Real World Use Cases

1. Route enumeration in warehouse automation

Automated guided vehicles (AGVs) in warehouses move on grid-based floor plans with right/down movement constraints. Counting unique paths between two locations helps engineers assess routing flexibility and plan redundancy. The single-row DP runs in O(n) space regardless of warehouse size.

2. Combinatorial test case generation

In software testing, generating all distinct sequences of two types of actions (e.g., "add item" and "remove item") up to a fixed total count uses the same path-counting logic. The grid represents the state space, and each cell's value is the number of test sequences reaching that state.
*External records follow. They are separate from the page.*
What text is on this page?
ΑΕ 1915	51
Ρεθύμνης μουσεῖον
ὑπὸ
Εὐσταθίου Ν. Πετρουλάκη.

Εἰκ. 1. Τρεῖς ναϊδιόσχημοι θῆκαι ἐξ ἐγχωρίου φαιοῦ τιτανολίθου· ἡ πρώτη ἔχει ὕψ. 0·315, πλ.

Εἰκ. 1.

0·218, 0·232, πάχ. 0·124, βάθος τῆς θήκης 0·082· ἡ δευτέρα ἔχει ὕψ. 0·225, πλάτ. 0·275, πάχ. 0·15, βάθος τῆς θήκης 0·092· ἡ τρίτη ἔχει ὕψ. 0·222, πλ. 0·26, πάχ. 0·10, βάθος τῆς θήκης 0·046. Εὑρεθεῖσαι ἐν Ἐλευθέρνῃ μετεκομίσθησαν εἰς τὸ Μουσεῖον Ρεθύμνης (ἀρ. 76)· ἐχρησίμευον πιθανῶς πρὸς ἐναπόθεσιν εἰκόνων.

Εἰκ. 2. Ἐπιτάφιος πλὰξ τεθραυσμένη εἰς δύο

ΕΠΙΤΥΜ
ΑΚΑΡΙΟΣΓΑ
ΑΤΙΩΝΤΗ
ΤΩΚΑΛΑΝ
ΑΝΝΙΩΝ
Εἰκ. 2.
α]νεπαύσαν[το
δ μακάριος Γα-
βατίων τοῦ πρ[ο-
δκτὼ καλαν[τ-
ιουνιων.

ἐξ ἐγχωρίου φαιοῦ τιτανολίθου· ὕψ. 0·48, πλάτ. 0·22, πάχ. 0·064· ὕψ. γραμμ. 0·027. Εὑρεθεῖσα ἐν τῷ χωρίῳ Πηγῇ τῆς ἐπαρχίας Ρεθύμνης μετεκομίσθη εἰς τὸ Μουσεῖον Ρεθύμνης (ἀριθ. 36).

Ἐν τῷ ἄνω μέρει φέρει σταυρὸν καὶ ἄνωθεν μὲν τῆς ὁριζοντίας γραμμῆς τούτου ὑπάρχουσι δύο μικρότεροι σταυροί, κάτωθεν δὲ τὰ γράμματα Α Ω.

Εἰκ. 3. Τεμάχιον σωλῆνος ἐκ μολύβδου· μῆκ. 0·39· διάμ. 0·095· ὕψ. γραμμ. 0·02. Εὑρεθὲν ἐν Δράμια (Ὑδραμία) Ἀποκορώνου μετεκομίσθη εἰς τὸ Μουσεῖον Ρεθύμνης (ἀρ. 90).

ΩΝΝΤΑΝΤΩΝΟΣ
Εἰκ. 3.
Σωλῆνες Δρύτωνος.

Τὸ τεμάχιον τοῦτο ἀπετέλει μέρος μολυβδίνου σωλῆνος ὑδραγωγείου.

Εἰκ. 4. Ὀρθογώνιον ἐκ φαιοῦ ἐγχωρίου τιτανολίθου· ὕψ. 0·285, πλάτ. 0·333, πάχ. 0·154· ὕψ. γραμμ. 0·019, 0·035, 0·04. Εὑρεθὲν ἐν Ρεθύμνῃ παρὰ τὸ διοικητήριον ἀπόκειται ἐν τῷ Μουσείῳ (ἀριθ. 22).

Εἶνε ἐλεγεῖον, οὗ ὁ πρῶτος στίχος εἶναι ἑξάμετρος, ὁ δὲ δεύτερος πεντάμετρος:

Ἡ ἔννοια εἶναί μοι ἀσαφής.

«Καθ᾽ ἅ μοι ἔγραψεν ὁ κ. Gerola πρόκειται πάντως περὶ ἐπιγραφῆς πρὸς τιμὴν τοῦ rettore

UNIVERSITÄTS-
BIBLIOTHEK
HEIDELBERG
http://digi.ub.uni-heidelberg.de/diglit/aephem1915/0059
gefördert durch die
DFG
3. Probability calculation in stochastic processes

In a Markov chain where a system can transition right or down at each step, the number of paths to a given state is proportional to the probability of reaching it. The grid DP computes these counts efficiently for large state spaces.


Key Takeaways

  • The number of paths to any cell is the sum of paths from above and from the left
  • The first row and first column always have exactly 1 path — initialize them to 1
  • The single-row optimization works because we only ever look at the current row and the row above
  • In-place update (row[j] += row[j-1]) is safe because we process left to right
  • This is the foundation for all 2D grid DP problems

Where to Practice

Platform Problem Difficulty
LeetCode #62 Unique Paths Medium

This problem is part of the Blind 75 and NeetCode 150 interview prep lists.